Figure 6 shows a cross-sectional view across a longitudinal axis of a weld nut where the sealing cap is provided by an integrally formed closed end 34 of the weld nut 10. In this example, the top end 12 of the weld nut 10 is not machined open, as typically is the case with weld nuts, but has been left closed during the machining process to produce a weld nut with a closed top end.

Various modifications will be apparent to those skilled in the art. For example, instead of electrodeposition coating, an oil coating can be used. The masking effect in the cavity can be provided by another gas apart from air.

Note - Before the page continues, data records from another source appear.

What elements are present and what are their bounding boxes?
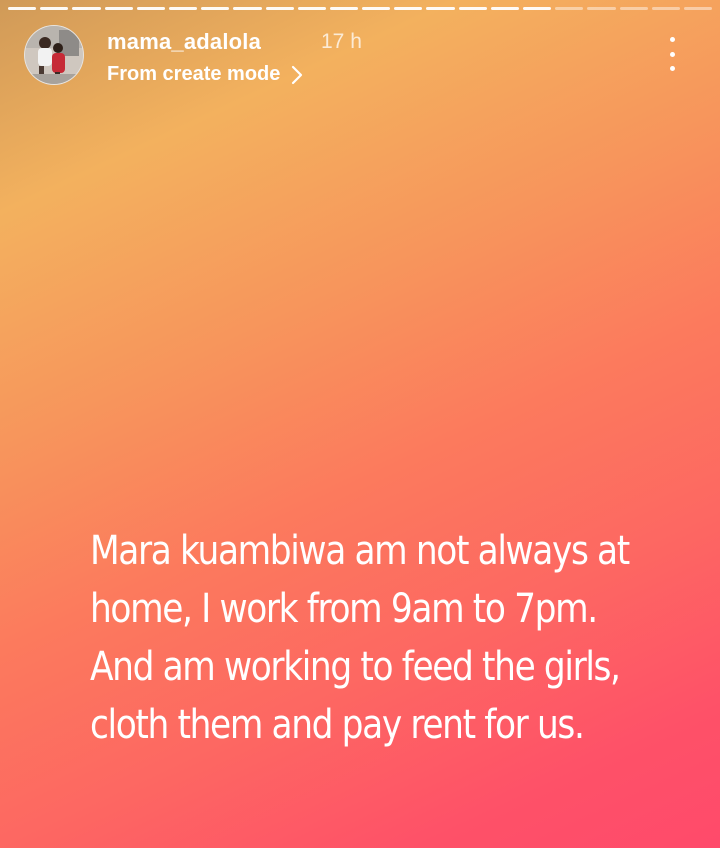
story-text-line: home, I work from 9am to 7pm. bbox=[90, 586, 598, 632]
story-progress-segment bbox=[265, 7, 294, 10]
story-progress-segment bbox=[523, 7, 552, 10]
story-progress-segment bbox=[587, 7, 616, 10]
story-timestamp: 17 h bbox=[321, 30, 362, 53]
story-progress-segment bbox=[394, 7, 423, 10]
more-dot bbox=[669, 37, 675, 42]
more-dot bbox=[669, 51, 675, 57]
story-text: Mara kuambiwa am not always at home, I w… bbox=[90, 522, 630, 754]
story-header: mama_adalola 17 h From create mode bbox=[24, 25, 696, 89]
create-mode-label: From create mode bbox=[107, 63, 281, 85]
story-viewer[interactable]: mama_adalola 17 h From create mode Mara … bbox=[0, 0, 720, 848]
story-progress-segment bbox=[168, 7, 198, 10]
more-vertical-icon[interactable] bbox=[662, 37, 682, 71]
story-progress-segment bbox=[651, 7, 680, 10]
create-mode-link[interactable]: From create mode bbox=[107, 63, 304, 86]
story-progress-segment bbox=[362, 7, 391, 10]
story-progress-segment bbox=[683, 7, 713, 10]
story-progress-segment bbox=[233, 7, 262, 10]
story-progress-segment bbox=[490, 7, 519, 10]
story-progress-segment bbox=[458, 7, 487, 10]
chevron-right-icon bbox=[290, 64, 304, 86]
story-progress-segment bbox=[619, 7, 648, 10]
story-text-line: Mara kuambiwa am not always at bbox=[90, 528, 630, 574]
story-progress-bar bbox=[8, 7, 713, 10]
avatar[interactable] bbox=[24, 25, 84, 85]
story-progress-segment bbox=[72, 7, 101, 10]
story-progress-segment bbox=[297, 7, 326, 10]
story-text-line: And am working to feed the girls, bbox=[90, 644, 621, 690]
story-progress-segment bbox=[426, 7, 455, 10]
story-progress-segment bbox=[329, 7, 359, 10]
story-progress-segment bbox=[104, 7, 133, 10]
story-progress-segment bbox=[136, 7, 165, 10]
story-username[interactable]: mama_adalola bbox=[107, 29, 261, 55]
avatar-image bbox=[25, 26, 83, 84]
story-progress-segment bbox=[40, 7, 69, 10]
more-dot bbox=[669, 66, 675, 71]
story-progress-segment bbox=[201, 7, 230, 10]
story-progress-segment bbox=[555, 7, 584, 10]
story-progress-segment bbox=[8, 7, 37, 10]
story-text-line: cloth them and pay rent for us. bbox=[90, 702, 585, 748]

While the invention has been described with respect to a limited number of embodiments, those skilled in the art will appreciate that other embodiments can be devised which do not depart from the scope of the invention as disclosed herein.

Claims (16)

1. Claims 1. A fastener adapted for electrodeposition in which the fastener has an internal cavity with a substantially airtight sealed top end and an open bottom end wherein in use the pressure of trapped air in the internal cavity defined by the sealed top end and the open bottom end prevents entry of coating fluid into the internal cavity of the fastener.
2. 2. A fastener as claimed in claim I wherein the top end is sealed by a cap that is friction fitted or welded into the top end of the internal cavity of the fastener.
3. 3. A fastener as claimed in claim I wherein the top end is sealed by a bolt that fits into the top end of the internal cavity of the fastener.
4. 4. A fastener as claimed in claim I wherein the top end is sealed by a rubber or plastic plug that fits into the top end of the internal cavity of the fastener.
5. 5. A fastener as claimed in claim 1 wherein the seal in the top end is integrally formed in the weld nut during the fastener manufacturing process.
6. 6. A fastener as claimed in any preceding claim wherein the fastener is permanently attached to a sub-assembly.
7. 7. A fastener and sub-assembly as claimed in claim 6 wherein the sub-assembly is part of a vehicle.
8. 8. A fastener as claimed in any preceding claim wherein the coating is an electrodeposition coating.
9. 9. A fastener as claimed in any preceding claim wherein the fastener is a weld nut.
10. 10. A method of coating a fastener that has an internal cavity, comprising the steps of: * sealing one end of the internal cavity to form a substantially airtight seal wherein in use the pressure of trapped air in the internal screw cavity defined by the airtight sealed top end and an open bottom end prevents entry of coating fluid into the internal cavity of the fastener; * submerging the fastener in a fluid; and * wherein the sealed end is kept uppermost in the fluid so that the internal pressure of the cavity prevents entry of the fluid into the internal cavity of the fastener.
11. 11. A method of coating a fastener as claimed in claim 10 wherein the fastener is permanently attached to a sub-assembly.
12. 12. A method of coating a fastener as claimed in claim 11 wherein the sub-assembly is part of a vehicle.
13. 13 A method of coating a fastener as claimed in any of claims 10 to 12 wherein the coating is an electrodeposition coating.
14. 14. A method of coating a fastener as claimed in any of claims 10 to 13 wherein the fastener is a weld nut.
15. 15. A fastener substantially as described herein with reference to Figures 2 to 5.
16. 16. A method of electrodeposition of a fastener substantially as described herein with reference to Figures 2 to 5.